Les chercheurs ont collecté des particules provenant des filtres de chauffage, de air flow et de climatisation (CVC) des bâtiments UTS 4 et 7 au moreover fort des incendies de forêt de Black Summer season ainsi qu'un an furthermore tard comme point de référence.

Ils ont constaté que les concentrations quotidiennes de particules étaient généralement 2 à 3 fois supérieures à la normale, les concentrations horaires atteignant jusqu'à 10,5 fois le utmost habituel. Cela a dépassé les normes nationales 19% des jours sur la fenêtre d’échantillonnage de quatre mois. Les particules étaient également additionally fines et contenaient un mélange différent de produits chimiques toxiques.

« Les aérosols des feux de forêt contenaient des particules beaucoup additionally petites et as well as rondes que les aérosols urbains, ce qui les rend plus susceptibles d'être inhalés dans nos poumons et de transférer des éléments toxiques dans notre circulation sanguine », a déclaré le professeur Martina Doblin, co-auteur de l'UTS.

« Ces particules contenaient également des formes de mercure moreover solubles, ainsi que des concentrations as well as élevées d'ions sulfate, nitrate et fluorure et de métaux, notamment du manganèse, du cobalt et de l'antimoine. Le mercure est assez toxique même à faibles concentrations et peut provoquer des problèmes neurologiques et des lésions pulmonaires. «

L’étude achieved en évidence les divers changements chimiques que les incendies de forêt graves exercent sur l’atmosphère.
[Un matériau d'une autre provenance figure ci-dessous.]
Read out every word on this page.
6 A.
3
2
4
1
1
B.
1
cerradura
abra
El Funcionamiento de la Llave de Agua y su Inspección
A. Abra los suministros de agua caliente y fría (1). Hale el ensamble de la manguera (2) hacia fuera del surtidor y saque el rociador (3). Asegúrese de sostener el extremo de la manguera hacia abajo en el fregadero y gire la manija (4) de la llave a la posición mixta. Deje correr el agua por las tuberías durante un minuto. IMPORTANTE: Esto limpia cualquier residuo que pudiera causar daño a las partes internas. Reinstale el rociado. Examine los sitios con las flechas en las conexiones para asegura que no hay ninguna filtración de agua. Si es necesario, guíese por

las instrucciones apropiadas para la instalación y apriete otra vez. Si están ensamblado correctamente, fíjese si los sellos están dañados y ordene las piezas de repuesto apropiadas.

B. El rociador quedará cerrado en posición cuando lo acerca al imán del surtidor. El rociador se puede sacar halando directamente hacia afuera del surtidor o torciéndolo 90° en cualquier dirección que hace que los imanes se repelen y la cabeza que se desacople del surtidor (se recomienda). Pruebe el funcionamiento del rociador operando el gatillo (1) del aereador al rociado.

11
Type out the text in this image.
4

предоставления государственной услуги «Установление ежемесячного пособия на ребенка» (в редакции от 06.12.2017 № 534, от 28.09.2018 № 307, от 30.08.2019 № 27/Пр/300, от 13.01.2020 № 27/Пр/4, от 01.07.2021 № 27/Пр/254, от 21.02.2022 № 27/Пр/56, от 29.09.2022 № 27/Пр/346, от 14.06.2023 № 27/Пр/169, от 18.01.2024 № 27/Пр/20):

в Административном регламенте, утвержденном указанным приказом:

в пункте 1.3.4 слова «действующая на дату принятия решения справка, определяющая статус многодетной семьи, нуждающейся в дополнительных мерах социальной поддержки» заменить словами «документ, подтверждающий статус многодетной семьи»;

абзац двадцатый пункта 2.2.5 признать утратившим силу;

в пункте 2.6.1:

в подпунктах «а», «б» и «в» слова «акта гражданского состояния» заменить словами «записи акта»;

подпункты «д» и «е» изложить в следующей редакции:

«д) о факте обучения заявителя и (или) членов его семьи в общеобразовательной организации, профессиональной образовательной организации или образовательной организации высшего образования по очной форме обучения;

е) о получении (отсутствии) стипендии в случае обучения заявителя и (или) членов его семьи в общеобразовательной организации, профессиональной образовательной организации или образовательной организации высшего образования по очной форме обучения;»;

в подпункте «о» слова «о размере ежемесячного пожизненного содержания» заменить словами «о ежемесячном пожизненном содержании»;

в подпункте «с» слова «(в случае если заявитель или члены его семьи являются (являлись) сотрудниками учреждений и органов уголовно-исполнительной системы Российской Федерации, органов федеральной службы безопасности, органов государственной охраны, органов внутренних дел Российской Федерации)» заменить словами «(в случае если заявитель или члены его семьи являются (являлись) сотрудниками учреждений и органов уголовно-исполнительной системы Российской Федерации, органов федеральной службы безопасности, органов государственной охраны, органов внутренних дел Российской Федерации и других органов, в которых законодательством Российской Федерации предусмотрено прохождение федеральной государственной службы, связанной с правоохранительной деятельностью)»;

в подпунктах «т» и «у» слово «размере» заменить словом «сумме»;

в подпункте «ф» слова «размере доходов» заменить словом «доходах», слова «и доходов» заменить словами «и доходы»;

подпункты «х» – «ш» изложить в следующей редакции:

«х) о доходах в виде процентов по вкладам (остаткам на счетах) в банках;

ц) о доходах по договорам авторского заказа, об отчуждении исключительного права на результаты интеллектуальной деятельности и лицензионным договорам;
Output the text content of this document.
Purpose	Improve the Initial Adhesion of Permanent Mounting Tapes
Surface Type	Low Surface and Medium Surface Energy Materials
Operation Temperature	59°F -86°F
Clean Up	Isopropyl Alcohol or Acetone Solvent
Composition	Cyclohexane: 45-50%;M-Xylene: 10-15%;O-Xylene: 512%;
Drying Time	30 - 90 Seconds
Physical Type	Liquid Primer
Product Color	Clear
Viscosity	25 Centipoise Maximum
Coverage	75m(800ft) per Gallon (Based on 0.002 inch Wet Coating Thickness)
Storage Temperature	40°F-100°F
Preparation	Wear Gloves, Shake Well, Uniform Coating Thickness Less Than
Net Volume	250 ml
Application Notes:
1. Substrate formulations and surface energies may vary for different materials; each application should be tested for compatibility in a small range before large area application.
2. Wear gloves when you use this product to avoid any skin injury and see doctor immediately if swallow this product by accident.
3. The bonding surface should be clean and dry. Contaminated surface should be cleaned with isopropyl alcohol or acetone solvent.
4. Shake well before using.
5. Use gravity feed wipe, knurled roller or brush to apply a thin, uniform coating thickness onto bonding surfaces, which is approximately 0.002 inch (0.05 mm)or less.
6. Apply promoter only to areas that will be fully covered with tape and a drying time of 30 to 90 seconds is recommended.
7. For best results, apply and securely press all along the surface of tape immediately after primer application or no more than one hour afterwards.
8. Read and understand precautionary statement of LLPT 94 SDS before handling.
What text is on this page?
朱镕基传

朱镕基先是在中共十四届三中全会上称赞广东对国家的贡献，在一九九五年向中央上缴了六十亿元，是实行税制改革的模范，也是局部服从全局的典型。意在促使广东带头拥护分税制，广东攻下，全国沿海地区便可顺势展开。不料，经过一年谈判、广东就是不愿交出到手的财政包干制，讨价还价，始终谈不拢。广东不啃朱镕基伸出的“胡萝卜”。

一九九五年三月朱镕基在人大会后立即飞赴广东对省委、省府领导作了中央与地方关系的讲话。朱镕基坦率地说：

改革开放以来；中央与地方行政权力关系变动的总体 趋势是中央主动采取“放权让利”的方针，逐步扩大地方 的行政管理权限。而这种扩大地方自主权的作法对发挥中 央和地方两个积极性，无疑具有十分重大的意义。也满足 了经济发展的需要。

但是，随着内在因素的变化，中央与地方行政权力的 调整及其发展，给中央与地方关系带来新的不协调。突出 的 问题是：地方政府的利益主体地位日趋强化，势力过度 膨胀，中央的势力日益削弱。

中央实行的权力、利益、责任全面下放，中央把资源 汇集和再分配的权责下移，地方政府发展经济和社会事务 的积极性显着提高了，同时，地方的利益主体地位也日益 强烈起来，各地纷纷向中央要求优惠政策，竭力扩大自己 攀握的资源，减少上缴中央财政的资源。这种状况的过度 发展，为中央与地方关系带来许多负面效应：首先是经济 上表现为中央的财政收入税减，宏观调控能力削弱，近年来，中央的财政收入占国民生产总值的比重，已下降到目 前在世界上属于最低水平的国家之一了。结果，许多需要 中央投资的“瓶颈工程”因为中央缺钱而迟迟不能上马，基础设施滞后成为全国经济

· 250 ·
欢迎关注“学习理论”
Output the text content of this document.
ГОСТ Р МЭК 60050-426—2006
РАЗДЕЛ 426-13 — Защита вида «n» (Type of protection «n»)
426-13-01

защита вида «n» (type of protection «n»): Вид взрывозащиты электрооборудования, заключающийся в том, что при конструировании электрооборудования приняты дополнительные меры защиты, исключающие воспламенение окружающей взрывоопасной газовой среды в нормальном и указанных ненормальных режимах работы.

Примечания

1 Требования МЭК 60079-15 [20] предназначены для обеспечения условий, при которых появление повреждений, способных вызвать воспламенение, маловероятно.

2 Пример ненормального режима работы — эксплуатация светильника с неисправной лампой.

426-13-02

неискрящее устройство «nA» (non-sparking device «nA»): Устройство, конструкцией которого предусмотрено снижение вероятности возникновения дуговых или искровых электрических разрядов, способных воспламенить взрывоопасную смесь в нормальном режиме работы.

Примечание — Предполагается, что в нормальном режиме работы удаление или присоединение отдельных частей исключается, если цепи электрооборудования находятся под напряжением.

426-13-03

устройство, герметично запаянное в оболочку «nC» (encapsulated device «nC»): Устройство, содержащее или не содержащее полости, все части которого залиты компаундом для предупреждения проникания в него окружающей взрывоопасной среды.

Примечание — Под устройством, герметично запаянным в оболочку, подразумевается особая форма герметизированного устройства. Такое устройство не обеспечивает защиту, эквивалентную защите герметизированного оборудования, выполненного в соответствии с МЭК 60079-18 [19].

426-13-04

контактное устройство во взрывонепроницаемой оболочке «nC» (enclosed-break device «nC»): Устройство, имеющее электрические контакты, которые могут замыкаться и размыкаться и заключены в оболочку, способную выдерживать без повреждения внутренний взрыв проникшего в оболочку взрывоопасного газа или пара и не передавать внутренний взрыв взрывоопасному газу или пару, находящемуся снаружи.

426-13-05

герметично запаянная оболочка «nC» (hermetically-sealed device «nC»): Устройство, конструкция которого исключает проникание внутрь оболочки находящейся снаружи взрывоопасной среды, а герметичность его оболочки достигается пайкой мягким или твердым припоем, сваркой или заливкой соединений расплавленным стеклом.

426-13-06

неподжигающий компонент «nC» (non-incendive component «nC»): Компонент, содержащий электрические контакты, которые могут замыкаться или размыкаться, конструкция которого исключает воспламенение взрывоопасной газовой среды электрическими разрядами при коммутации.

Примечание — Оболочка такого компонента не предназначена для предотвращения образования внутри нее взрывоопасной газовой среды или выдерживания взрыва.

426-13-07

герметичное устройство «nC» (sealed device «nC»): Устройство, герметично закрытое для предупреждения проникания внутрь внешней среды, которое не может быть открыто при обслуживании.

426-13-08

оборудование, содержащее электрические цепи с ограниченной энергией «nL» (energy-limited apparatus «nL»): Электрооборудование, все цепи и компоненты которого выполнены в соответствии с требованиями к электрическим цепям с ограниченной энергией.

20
Comprendre ces changements est important pour évaluer l’impact des incendies de forêt et leurs conséquences potentielles sur la santé humaine et la qualité de l’environnement.

« Bien que la qualité de l'air à Sydney soit généralement bonne par rapport aux normes mondiales, des preuves récentes ont clairement montré que les quelques jours que nous vivons chaque année avec des rates de pollution élevées dues aux incendies de forêt et aux tempêtes de poussière entraînent des maladies et des décès importants dans la communauté », a déclaré le co. -auteur Professeur agrégé UTS Fraser Torpy.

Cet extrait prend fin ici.